Page:Revue des Deux Mondes - 1859 - tome 21.djvu/317

Le texte de cette page a été corrigé et est conforme au fac-similé.

une nouvelle bévue. J’appris qu’il y a peu de jeunes contadini qui ne fassent leur cour à quelque ragazza du voisinage, et cela en tout bien tout honneur. On m’a dit depuis que ce dernier point était une règle qui admettait quelques exceptions,

— Je suis en ce cas surpris que personne ne vienne a dama dans cette maison, dis-je en me tournant vers Pichichia.

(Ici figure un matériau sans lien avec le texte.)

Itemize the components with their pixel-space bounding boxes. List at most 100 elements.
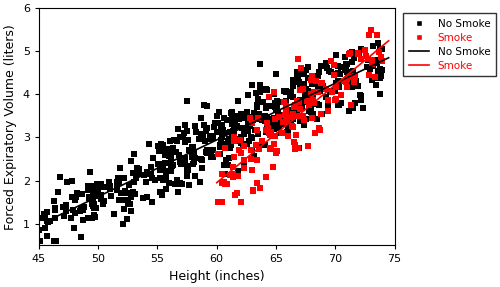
- Point: [230, 174, 237, 179]
- Point: [146, 165, 154, 169]
- Point: [348, 50, 356, 55]
- Point: [229, 129, 237, 133]
- Point: [295, 114, 303, 119]
- Point: [273, 103, 281, 108]
- Point: [318, 81, 326, 85]
- Point: [280, 113, 288, 118]
- Point: [166, 139, 174, 143]
- Point: [244, 92, 252, 97]
- Point: [232, 117, 240, 122]
- Point: [372, 32, 380, 37]
- Point: [192, 129, 200, 134]
- Point: [376, 92, 384, 96]
- Point: [296, 119, 304, 123]
- Point: [269, 117, 277, 121]
- Point: [308, 109, 316, 114]
- Point: [314, 90, 322, 94]
- Point: [156, 176, 164, 180]
- Point: [220, 115, 228, 120]
- Point: [209, 135, 217, 140]
- Point: [296, 88, 304, 93]
- Point: [328, 90, 336, 94]
- Point: [346, 102, 354, 107]
- Point: [78, 192, 86, 196]
- Point: [184, 173, 192, 178]
- Point: [268, 165, 276, 169]
- Point: [222, 182, 230, 187]
- Point: [288, 84, 296, 88]
- Point: [240, 132, 248, 136]
- Point: [300, 123, 308, 128]
- Point: [218, 123, 226, 127]
- Point: [296, 116, 304, 121]
- Point: [84, 215, 92, 220]
- Point: [181, 140, 189, 144]
- Point: [331, 98, 339, 102]
- Point: [270, 117, 278, 122]
- Point: [332, 80, 340, 85]
- Point: [262, 87, 270, 92]
- Point: [362, 54, 370, 58]
- Point: [263, 130, 271, 135]
- Point: [324, 104, 332, 108]
- Point: [54, 190, 62, 194]
- Point: [190, 151, 198, 155]
- Point: [70, 225, 78, 230]
- Point: [224, 163, 232, 167]
- Point: [178, 181, 186, 186]
- Point: [350, 100, 358, 105]
- Point: [357, 97, 365, 102]
- Point: [276, 123, 283, 127]
- Point: [239, 143, 247, 148]
- Point: [357, 57, 365, 61]
- Point: [183, 99, 191, 104]
- Point: [196, 179, 204, 184]
- Point: [263, 87, 271, 92]
- Point: [160, 177, 168, 182]
- Point: [275, 120, 283, 124]
- Point: [254, 147, 262, 151]
- Point: [366, 66, 374, 71]
- Point: [158, 143, 166, 148]
- Point: [308, 116, 316, 121]
- Point: [322, 61, 330, 65]
- Point: [262, 143, 270, 147]
- Point: [294, 74, 302, 79]
- Point: [202, 128, 209, 133]
- Point: [214, 200, 222, 204]
- Point: [203, 103, 211, 108]
- Point: [120, 207, 128, 212]
- Point: [156, 165, 164, 169]
- Point: [333, 85, 341, 89]
- Point: [166, 153, 173, 157]
- Point: [228, 117, 235, 121]
- Point: [236, 148, 244, 152]
- Point: [365, 33, 373, 37]
- Point: [94, 190, 102, 195]
- Point: [372, 74, 380, 79]
- Point: [92, 190, 100, 194]
- Point: [340, 55, 348, 60]
- Point: [103, 185, 111, 189]
- Point: [130, 152, 138, 157]
- Point: [203, 126, 211, 130]
- Point: [268, 134, 276, 138]
- Point: [218, 181, 226, 185]
- Point: [206, 137, 214, 142]
- Point: [223, 118, 231, 122]
- Point: [294, 109, 302, 114]
- Point: [218, 172, 226, 176]
- Point: [298, 71, 306, 75]
- Point: [42, 216, 50, 221]
- Point: [130, 171, 138, 176]
- Point: [214, 120, 222, 125]
- Point: [295, 146, 303, 150]
- Point: [304, 89, 312, 93]
- Point: [290, 78, 298, 82]
- Point: [178, 162, 186, 167]
- Point: [306, 77, 314, 82]
- Point: [90, 196, 98, 200]
- Point: [254, 105, 262, 109]
- Point: [248, 136, 256, 140]
- Point: [214, 120, 222, 125]
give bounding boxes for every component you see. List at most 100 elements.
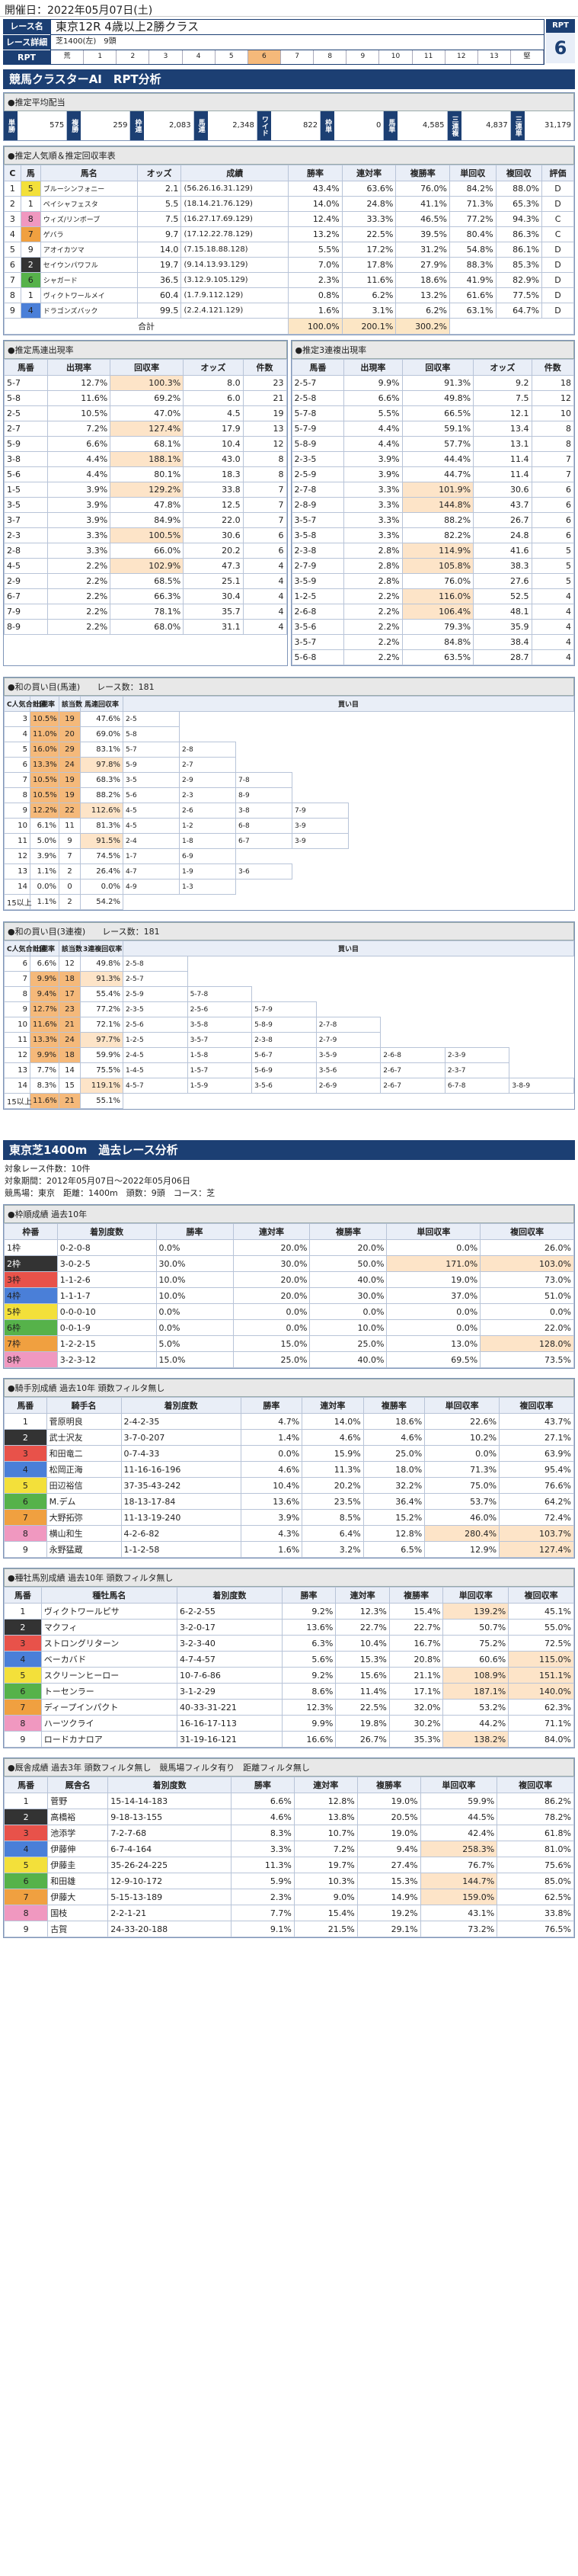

Che !... répliqua-t-elle en rougissant.

La réponse n’était pas bien claire. Le che veut dire tant de choses, selon l’accent plus ou moins guttural avec lequel il est prononcé, qu’il faut être un italianisant consommé pour comprendre à coup sûr la pensée, comme pour en bien saisir la nuance. Le geste aide le plus souvent à deviner; mais Pichichia tressait de la paille, et ses mains n’avaient point parlé. Elle avait rougi. Je crus bonnement que c’était par timidité, et que son exclamation exprimait un modeste embarras. Point du tout. A son air mortifié et au ton de sa voix, un homme plus au fait aurait compris que tout autre était la cause de son trouble. Ce qu’elle éprouvait, c’était l’inquiétude que je la crusse négligée, méconnue, méprisée. Son che voulait dire : u Si on ne me fait pas la cour, c’est qu’il me plaît ainsi.» Au reste, mon erreur ne fut pas longue. Une observation de sa mère suffit pour la dissiper.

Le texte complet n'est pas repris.